Archeological Dig Activity

May 19th 2013

Archaeology Dig in JerusalemDoes your ideal visit to Israel include some hands-on activities to keep all the members of your family or group engaged? If so, you may do well to consider including the Dig for a Day program. Managed under the auspices of the Archaeological Seminars Institute, Dig for a Day offers a taste of many of the everyday tasks of professional archaeologists, such as digging and sifting through material that has been unearthed at the site, with the goal of identifying artifacts of significance (for example, pottery shards and bones). Volunteer diggers can’t keep anything of archaeological interest, of course, but there might be a chance to take home scientifically inconsequential fragments with the permission of your guide.

Designed for visitors of all ages, the Dig for a Day program brings tourists to a working archaeological dig at Tel Maresha in the Beit Guvrin National Park, located in central Israel, near the historic home of King Herod. The area includes ruins of the ancient city Maresha, mentioned in the biblical book of Joshua as an important city during the 410-year period that the First Temple stood, as well as remains that date from the later Hellenistic period during the time of the Second Temple.

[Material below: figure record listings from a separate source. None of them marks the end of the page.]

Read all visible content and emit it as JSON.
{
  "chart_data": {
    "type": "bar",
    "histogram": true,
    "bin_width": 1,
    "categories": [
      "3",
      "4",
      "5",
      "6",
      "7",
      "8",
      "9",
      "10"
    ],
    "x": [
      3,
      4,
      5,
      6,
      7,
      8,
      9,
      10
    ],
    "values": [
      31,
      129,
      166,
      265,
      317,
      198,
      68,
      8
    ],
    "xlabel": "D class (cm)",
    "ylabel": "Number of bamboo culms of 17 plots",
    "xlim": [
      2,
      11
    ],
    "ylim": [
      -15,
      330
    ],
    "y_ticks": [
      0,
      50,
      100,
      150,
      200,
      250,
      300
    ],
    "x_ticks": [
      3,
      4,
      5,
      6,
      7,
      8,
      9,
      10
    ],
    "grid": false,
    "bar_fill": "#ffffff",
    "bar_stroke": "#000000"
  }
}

Archaeological Dig for a Day Experience

The program includes a tour of the Beit Guvrin National Park with its massive caves, where it’s possible to observe evidence of comparatively advanced society, such as olive oil production, water cisterns and public baths. Visitors here often report major excitement over climbing inside the huge caverns and seeing burial chambers, underground temples and dovecotes. (Don’t forget to ask your guide where the term “pigeonhole” comes from.) When you tour with the Dig for a Day program, you’ll also have the opportunity to embark on a crawl through unexcavated caves.

The Dig for a Day program has been in operation for over a decade, allowing thousands of tourists from all over the world to participate. The program lasts for three hours, and it’s generally divided into an hour of actual digging and two hours of touring and understanding the significance of the site. It’s ideal for those who willing are to get their hands dirty and want some practical experience digging at a working archaeological site on a condensed timetable.